Friday, 10 August 2012

Galoshins

During my recent studies I periodically encountered the Head of Department. He would usually beam at me and ask engagingly ‘Are you sick of it yet?’ Funnily enough, I never actually was, but by the end I was almost physically incapable of taking on anything further. It’s been, therefore, a pleasure and a relief to have been able to survey some recent folklore publications over the last couple of months, and to be able to read more widely than just thesis-related subjects.
One delight has been the charming Galoshins Remembered: ‘A Penny Was a Lot in These Days’, ed. Emily Lyle (Edinburgh: National Museums Scotland, 2011). It’s an unassuming little book, and all the better for that.
Galoshins was a fairly typical folk play of the combat and recovery type. It was performed as a house visiting play across the south of Scotland either on Old Year’s Night or Halloween by groups of (usually) boys aged between nine and 14. Its performance lasted well into the first half of the twentieth century. Such was the enthusiasm for it that some former practitioners have also been active in promoting its revival amongst local children, like the group shown on the front cover. (When I was trying to find footage online all I came up with were some consciously ‘traditional’ and rather overblown revival performances by adults. They’re pleasant and entertaining enough – and rather wonderful in some cases – but not quite the same as a group of small boys in costumes fighting in your front room).

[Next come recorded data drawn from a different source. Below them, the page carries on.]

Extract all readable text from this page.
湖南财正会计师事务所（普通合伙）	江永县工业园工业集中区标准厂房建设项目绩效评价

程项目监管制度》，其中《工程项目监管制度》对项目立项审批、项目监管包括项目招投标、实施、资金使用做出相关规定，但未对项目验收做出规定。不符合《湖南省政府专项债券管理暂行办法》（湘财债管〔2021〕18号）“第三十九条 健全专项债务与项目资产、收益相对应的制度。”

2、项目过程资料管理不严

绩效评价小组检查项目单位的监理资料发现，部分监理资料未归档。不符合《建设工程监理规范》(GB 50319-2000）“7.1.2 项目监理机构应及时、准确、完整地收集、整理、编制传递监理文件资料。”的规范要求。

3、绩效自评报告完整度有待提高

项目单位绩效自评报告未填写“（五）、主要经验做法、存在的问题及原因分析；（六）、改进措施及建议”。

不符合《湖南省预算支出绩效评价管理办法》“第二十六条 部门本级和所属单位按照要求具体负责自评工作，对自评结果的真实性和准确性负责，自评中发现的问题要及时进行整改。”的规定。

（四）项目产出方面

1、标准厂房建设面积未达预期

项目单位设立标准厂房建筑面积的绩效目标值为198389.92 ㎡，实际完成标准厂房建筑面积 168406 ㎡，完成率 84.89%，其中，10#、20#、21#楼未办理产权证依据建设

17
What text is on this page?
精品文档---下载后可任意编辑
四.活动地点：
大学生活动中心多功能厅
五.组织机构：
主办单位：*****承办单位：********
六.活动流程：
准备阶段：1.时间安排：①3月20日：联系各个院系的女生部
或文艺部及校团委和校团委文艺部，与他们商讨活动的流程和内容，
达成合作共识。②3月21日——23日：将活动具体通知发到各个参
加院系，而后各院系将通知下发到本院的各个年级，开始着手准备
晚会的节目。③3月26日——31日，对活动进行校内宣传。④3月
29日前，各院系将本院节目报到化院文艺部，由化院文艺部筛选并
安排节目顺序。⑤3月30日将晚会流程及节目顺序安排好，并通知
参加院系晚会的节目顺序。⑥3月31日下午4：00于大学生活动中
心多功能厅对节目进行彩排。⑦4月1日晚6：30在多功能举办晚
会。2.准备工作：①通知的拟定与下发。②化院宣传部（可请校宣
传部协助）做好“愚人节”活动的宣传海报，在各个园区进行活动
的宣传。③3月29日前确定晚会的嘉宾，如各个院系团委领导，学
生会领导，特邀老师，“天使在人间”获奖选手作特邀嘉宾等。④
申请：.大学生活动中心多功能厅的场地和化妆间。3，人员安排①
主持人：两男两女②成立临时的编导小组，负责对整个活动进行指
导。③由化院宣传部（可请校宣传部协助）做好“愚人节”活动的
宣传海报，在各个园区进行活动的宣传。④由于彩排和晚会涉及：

The book provides an overview of recent field research amongst surviving practitioners. It is exemplary in its presentation of their words and its demonstration of field interviewing techniques.
Emily Lyle’s wide-ranging scholarship is formidable. She has combined some theoretically challenging approaches to a very long cultural history in the ritual year (approaches I have not always found convincing because of their historical and prehistorical sweep) with some sensitive and nuanced work on ballads and singers. This book really shows her at her best, working closely with informants in the field to document their lives and practice.
From their recollection Lyle is able to reconstruct local texts of the play, and give musical notation for the short song that concluded the performance. More significantly, I think, she is able to capture something of the real joy and excitement involved in the performances.
This is the book’s strength. Although it provides good documentation of the artefacts of performance (the play, costumes, music etc) its real focus is its importance in the lives of performers and their communities. One informant here was even known locally, and introduced to strangers, by reference to his part in the play.
By really placing the participants at the heart of this book Lyle is able to provide a comprehensive examination of the play as a limited and specific ethnographic practice. It is probable that the book will mainly attract the attention of folk drama specialists to begin with, but its strength, to my mind, is that it is really about the practice as a part of local childlore, which is a rather wider subject. The book is unlikely to satisfy those looking for deeper artefactual analyses of the play, but I think it opens a much richer and more fruitful way of approaching communities and their practices. It makes no great claims for itself, and is likely to be the more enduring because of that.